Pentecost: Week 1 (17/05/2026)
Jon Searle shared with us today about the remarkable story behind Pentecost — not just as a New Testament event, but as the fulfilment of something God had been building toward for centuries.
From Passover to Pentecost: The Bigger Story
Most of us, when we hear the word "Pentecost," immediately think of the Holy Spirit. And rightly so. But Jon opened up a much richer picture by taking us back to the very beginning of Israel's story. Passover, he explained, was God's act of rescue — freeing His people from centuries of slavery in Egypt. That Liberation, celebrated annually, was never meant to be the end of the story. It was the beginning.
God then instructed Israel to count fifty days from Passover, and on that fiftieth day - Shavuot in Hebrew, Pentecost in Greek - to celebrate the Feast of Weeks. Over time, Jewish tradition came to associate this festival not just with the harvest, but with another great event: God meeting His people at Mount Sinai.
At Sinai, there was fire, smoke, thunder, and God's voice. God gave His people the law — not as a burden, but as a lamp. "They saw it as a light," Jon reminded us. The law showed Israel how to walk with God. It was precious to them. But it had a limitation: it could show the way without providing the power to walk it.
What Changed at Pentecost
Jon used a vivid image to bring this home. Imagine a ship at sea at night, engine broken, waves crashing. Then light breaks through - the captain can suddenly see the rocks ahead. The light is genuinely helpful. But it does nothing to fix the engine.
That, Jon said, is what the law did. It illuminated the danger, showed the path, but left people without the power to change course.

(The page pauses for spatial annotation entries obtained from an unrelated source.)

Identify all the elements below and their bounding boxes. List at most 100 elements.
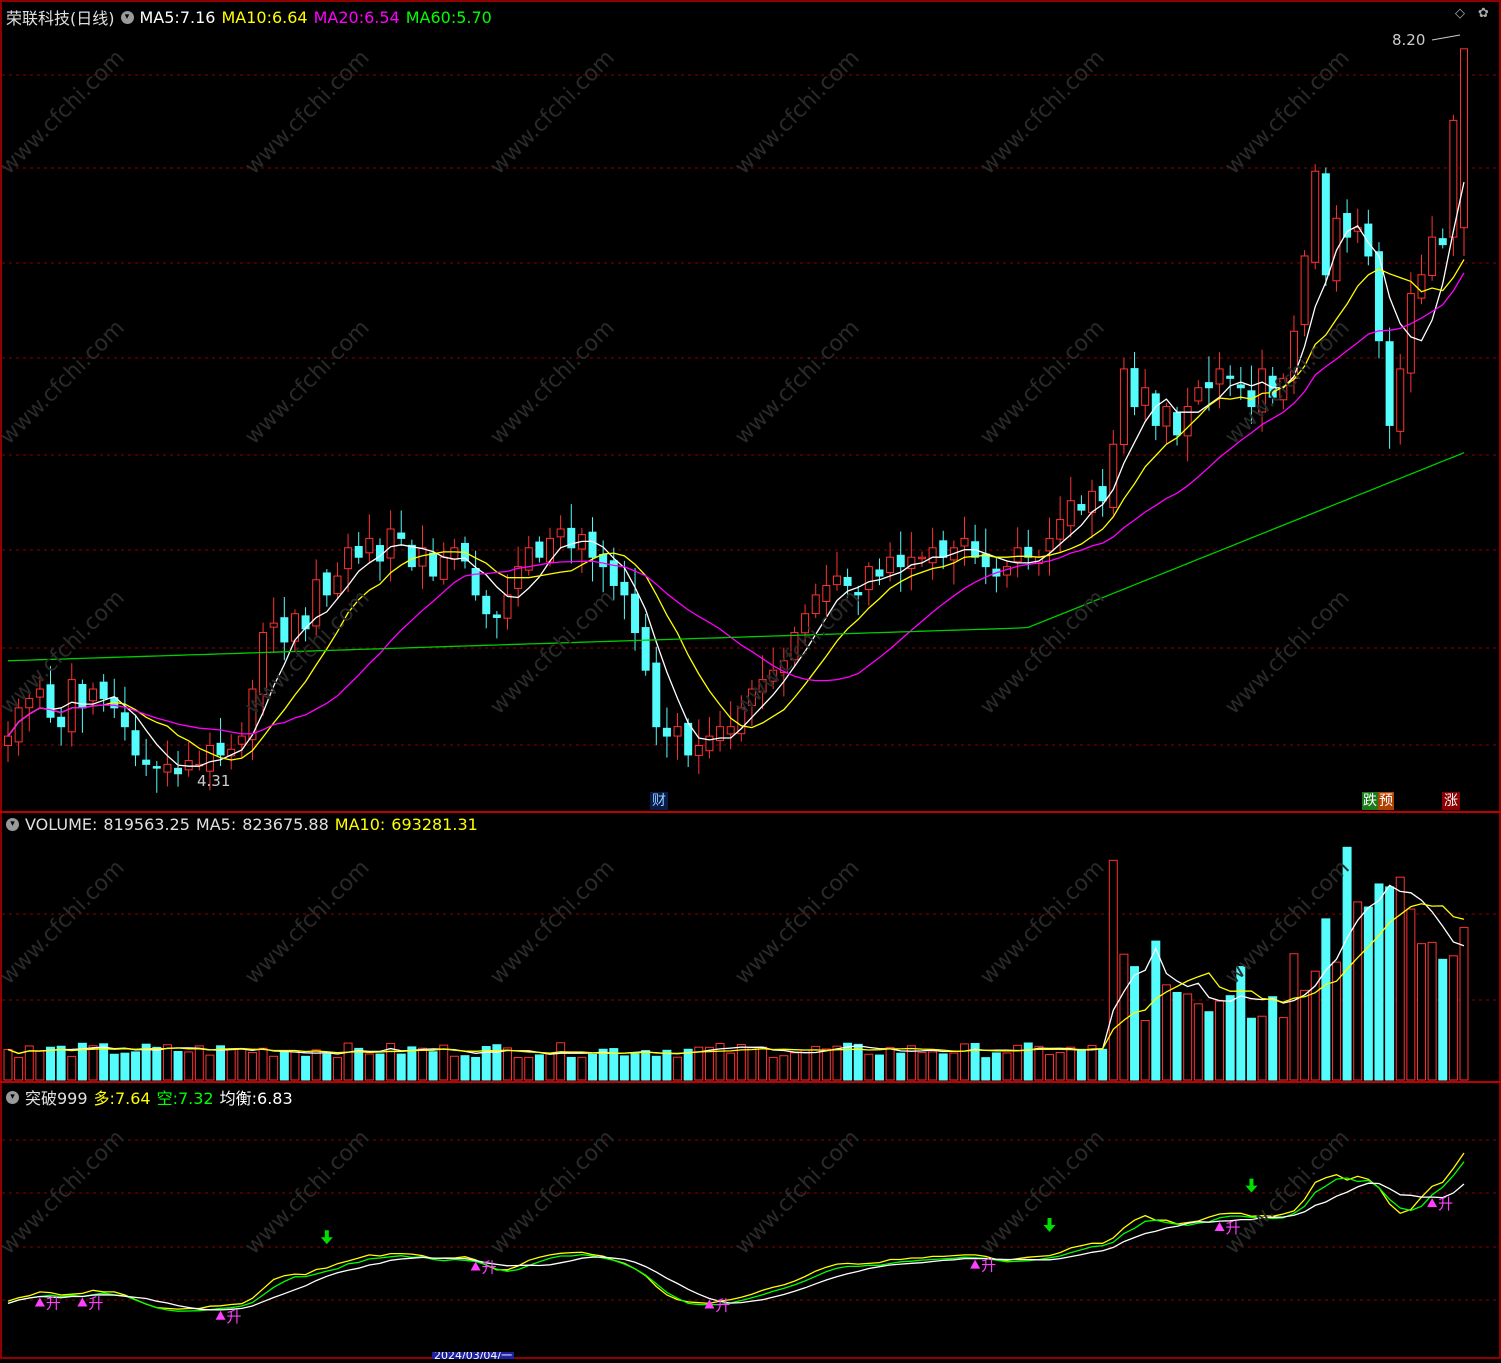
volume-pane-header: ▾ VOLUME: 819563.25 MA5: 823675.88 MA10: 69… xyxy=(6,815,478,834)
volume-bar xyxy=(874,1054,884,1081)
volume-bar xyxy=(14,1056,24,1081)
candle-body xyxy=(429,552,438,577)
candle-body xyxy=(641,627,650,671)
candle-body xyxy=(1279,377,1288,401)
stock-name[interactable]: 荣联科技(日线) xyxy=(6,5,115,29)
candle-body xyxy=(801,613,810,634)
volume-bar xyxy=(864,1053,874,1081)
volume-bar xyxy=(343,1042,353,1081)
candles xyxy=(4,48,1468,793)
volume-bar xyxy=(1246,1017,1256,1081)
candle-body xyxy=(216,742,225,756)
vol-ma10-label: MA10: xyxy=(334,815,386,834)
candle-body xyxy=(259,632,268,696)
volume-bar xyxy=(1459,926,1469,1081)
candle-body xyxy=(354,545,363,558)
candle-body xyxy=(726,726,735,735)
volume-bar xyxy=(1076,1048,1086,1081)
rise-badge[interactable]: 涨 xyxy=(1442,792,1460,810)
candle-body xyxy=(1013,547,1022,563)
volume-bar xyxy=(1055,1052,1065,1081)
duo-legend: 多:7.64 xyxy=(94,1085,151,1109)
ma10-line xyxy=(7,259,1465,761)
volume-bar xyxy=(832,1045,842,1081)
candle-body xyxy=(1204,382,1213,389)
volume-bar xyxy=(524,1056,534,1081)
candle-body xyxy=(843,576,852,586)
gear-icon[interactable]: ✿ xyxy=(1478,6,1489,21)
chart-canvas[interactable]: 升升升升升升升升 xyxy=(0,0,1501,1359)
sheng-marker-label: 升 xyxy=(715,1297,730,1315)
duo-line xyxy=(7,1152,1465,1310)
volume-bar xyxy=(269,1055,279,1081)
diamond-icon[interactable]: ◇ xyxy=(1455,6,1465,21)
vol-ma5-line xyxy=(7,884,1465,1055)
volume-bar xyxy=(1066,1046,1076,1081)
volume-bar xyxy=(673,1056,683,1081)
duo-label: 多: xyxy=(93,1089,115,1108)
candle-body xyxy=(928,547,937,564)
candle-body xyxy=(1130,368,1139,408)
volume-bar xyxy=(949,1052,959,1081)
dropdown-icon[interactable]: ▾ xyxy=(6,1090,19,1104)
ma20-legend: MA20:6.54 xyxy=(314,8,400,27)
volume-bar xyxy=(1331,961,1341,1081)
volume-bar xyxy=(1427,941,1437,1081)
ma5-value: 7.16 xyxy=(179,7,216,27)
forecast-badge[interactable]: 预 xyxy=(1378,792,1394,810)
candle-body xyxy=(864,566,873,591)
volume-bar xyxy=(800,1049,810,1081)
candle-body xyxy=(1045,537,1054,552)
volume-bar xyxy=(311,1049,321,1081)
candle-body xyxy=(556,528,565,538)
candle-body xyxy=(46,684,55,718)
volume-bar xyxy=(843,1042,853,1081)
drop-badge[interactable]: 跌 xyxy=(1362,792,1378,810)
candle-body xyxy=(163,763,172,773)
sheng-marker-label: 升 xyxy=(88,1295,103,1313)
volume-bar xyxy=(35,1050,45,1081)
volume-bar xyxy=(981,1057,991,1081)
candle-body xyxy=(131,730,140,756)
candle-body xyxy=(482,595,491,615)
candle-body xyxy=(769,669,778,682)
vol-ma5-value: 823675.88 xyxy=(242,815,329,834)
candle-body xyxy=(184,760,193,771)
volume-bar xyxy=(789,1052,799,1081)
dropdown-icon[interactable]: ▾ xyxy=(6,818,19,831)
candle-body xyxy=(1077,504,1086,511)
up-triangle-icon xyxy=(1214,1222,1225,1232)
candle-body xyxy=(1396,368,1405,432)
volume-bars xyxy=(3,846,1469,1081)
candle-body xyxy=(237,735,246,745)
volume-bar xyxy=(332,1057,342,1081)
volume-bar xyxy=(1321,918,1331,1081)
candle-body xyxy=(896,554,905,568)
candle-body xyxy=(407,544,416,568)
candle-body xyxy=(662,727,671,737)
candle-body xyxy=(333,575,342,595)
candle-body xyxy=(152,766,161,769)
candle-body xyxy=(492,614,501,618)
volume-bar xyxy=(1023,1042,1033,1081)
candle-body xyxy=(344,547,353,570)
up-triangle-icon xyxy=(215,1310,226,1320)
candle-body xyxy=(1141,387,1150,406)
ma20-label: MA20: xyxy=(313,7,365,27)
indicator-name[interactable]: 突破999 xyxy=(25,1085,88,1109)
volume-bar xyxy=(1172,991,1182,1081)
volume-bar xyxy=(556,1042,566,1081)
dropdown-icon[interactable]: ▾ xyxy=(120,10,134,24)
volume-bar xyxy=(1193,1003,1203,1081)
volume-value: 819563.25 xyxy=(103,815,190,834)
finance-badge[interactable]: 财 xyxy=(650,792,668,810)
volume-bar xyxy=(928,1051,938,1081)
volume-bar xyxy=(1161,984,1171,1081)
sheng-marker-label: 升 xyxy=(1226,1219,1241,1237)
candle-body xyxy=(120,712,129,728)
candle-body xyxy=(631,593,640,634)
candle-body xyxy=(1438,238,1447,246)
candle-body xyxy=(1343,213,1352,238)
candle-body xyxy=(1236,384,1245,389)
volume-bar xyxy=(662,1049,672,1081)
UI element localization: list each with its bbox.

When the Holy Spirit came at Pentecost in Acts 2 - with fire, sound, and rushing wind - those present would have immediately recognised the echoes of Sinai. God was doing it again, but differently. As theologian Gordon Fee put it: "Torah observance does not work. It may make people religious, but it fails to make them truly righteous."
At Pentecost, the Holy Spirit didn't just shine a light from outside. He got in the boat. He fixed the engine. As St Augustine wrote: "What is God's law written by God Himself in the hearts of men, but the very presence of the Holy Spirit?"
Walking with the Spirit
The final section of the sermon brought this beautifully to earth. Jon described the Christian life not as being handed a map and told to get on with it, but as a journey — the Holy Spirit walking with us, forming us, empowering us.
In Jesus' day, disciples walked behind their rabbi, watching how he lived, how he spoke, how he treated people. They believed that if you followed someone long enough, you'd begin to resemble them. Jon quoted Gordon Fee again:
"Walk with the Spirit long enough and, almost without realising it, you begin to resemble the one you're walking with."
This has practical weight. Jon was direct: it matters how we live - our relationships, our thought lives, how we speak about people behind their backs, how we handle money, whether we forgive. Not because God is standing over us with a clipboard, but because He loves us and wants to occupy us. Holy Spirit, Jon said, is sometimes depicted as a dove - and if a dove rested on your shoulder, every step you took would be with that dove in mind. Slowly. Gently. Carefully.